Only two of Mr Harris's six children had the MMR vaccine and both of them are autistic.

"A total of 19 Government experts are connected to the drugs industries that deal with the MMR vaccines," he said. "Shouldn't this be considered a conflict of interests?

"These experts are advising the Government about the safety of the MMR vaccine at the same time as receiving payments or holding shares in the companies selling the jab.

"The Government requested that the GMC investigate the work of Dr Andrew Wakefield, who first proposed the link between MMR and autism.

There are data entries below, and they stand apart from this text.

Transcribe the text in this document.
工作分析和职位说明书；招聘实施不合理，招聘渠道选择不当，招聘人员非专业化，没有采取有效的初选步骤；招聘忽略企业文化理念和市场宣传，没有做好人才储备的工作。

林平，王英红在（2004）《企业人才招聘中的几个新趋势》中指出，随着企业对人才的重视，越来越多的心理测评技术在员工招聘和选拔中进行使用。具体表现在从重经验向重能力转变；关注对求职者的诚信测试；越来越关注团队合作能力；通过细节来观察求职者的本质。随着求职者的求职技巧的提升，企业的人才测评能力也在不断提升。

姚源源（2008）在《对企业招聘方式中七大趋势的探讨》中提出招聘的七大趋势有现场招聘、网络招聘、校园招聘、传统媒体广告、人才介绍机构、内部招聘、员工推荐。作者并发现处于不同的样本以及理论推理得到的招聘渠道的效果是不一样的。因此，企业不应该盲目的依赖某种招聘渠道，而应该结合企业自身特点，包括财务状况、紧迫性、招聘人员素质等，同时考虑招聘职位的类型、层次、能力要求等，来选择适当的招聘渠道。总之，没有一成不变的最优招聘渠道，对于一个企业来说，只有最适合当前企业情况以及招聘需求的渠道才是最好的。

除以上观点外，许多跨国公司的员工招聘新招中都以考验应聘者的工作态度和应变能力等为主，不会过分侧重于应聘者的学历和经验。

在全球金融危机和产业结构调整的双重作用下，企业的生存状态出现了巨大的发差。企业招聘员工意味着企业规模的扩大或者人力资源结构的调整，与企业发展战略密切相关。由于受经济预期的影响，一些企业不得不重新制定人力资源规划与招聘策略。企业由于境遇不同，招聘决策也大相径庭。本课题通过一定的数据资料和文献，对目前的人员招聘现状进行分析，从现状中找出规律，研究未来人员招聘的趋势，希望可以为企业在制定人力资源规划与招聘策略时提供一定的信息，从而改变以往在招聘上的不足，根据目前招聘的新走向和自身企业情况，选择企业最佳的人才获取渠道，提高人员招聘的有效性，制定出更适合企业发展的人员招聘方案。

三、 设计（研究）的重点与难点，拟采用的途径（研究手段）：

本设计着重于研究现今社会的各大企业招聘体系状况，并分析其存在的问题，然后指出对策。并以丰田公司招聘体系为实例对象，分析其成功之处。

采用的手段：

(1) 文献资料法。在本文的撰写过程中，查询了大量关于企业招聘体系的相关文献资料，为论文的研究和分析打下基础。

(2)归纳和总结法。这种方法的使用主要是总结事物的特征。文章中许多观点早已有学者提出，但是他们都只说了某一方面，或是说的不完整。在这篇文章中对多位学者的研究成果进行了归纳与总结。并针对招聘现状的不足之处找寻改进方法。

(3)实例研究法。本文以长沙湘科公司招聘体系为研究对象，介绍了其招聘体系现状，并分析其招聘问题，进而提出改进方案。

"They declared it was 'a matter of urgency' when it emerged that he had received funding from lawyers representing parents of children who felt they had been damaged by the vaccine.

"So why shouldn't they investigate these doctors who have links to the drugs industry while they are at it?"

The doctors' watchdog GMC agreed to consider a full investigation into the work of Dr Wakefield last week at the request of the Health Minister John Reid.

The medical researcher provoked a furore when he first proposed a link between MMR and autism in a paper published in The Lancet magazine in 1998. In a press conference later he also recommended parents opt for single jabs.

The editor of The Lancet has since said that he would not have printed the study if he had known Dr Wakefield had received funding for it from the Legal Aid Board. It emerged that Dr Wakefield received £55,000 from the Board to investigate claims by parents that their children had been damaged by the measles, mumps and rubella jab.

And the GMC has agreed to consider a full inquiry into the study following a request from the Secretary of Health John Reid stating that it "was a matter of urgency".

A spokesman for the GMC confirmed that the four Midland medics were registered with them but declined to say whether it would consider opening an investigation into their work and links with the drugs firms.

None of the doctors were available for comment last night. Their personal and non-personal interests have all been openly declared to the independent advisory committees on which they sit.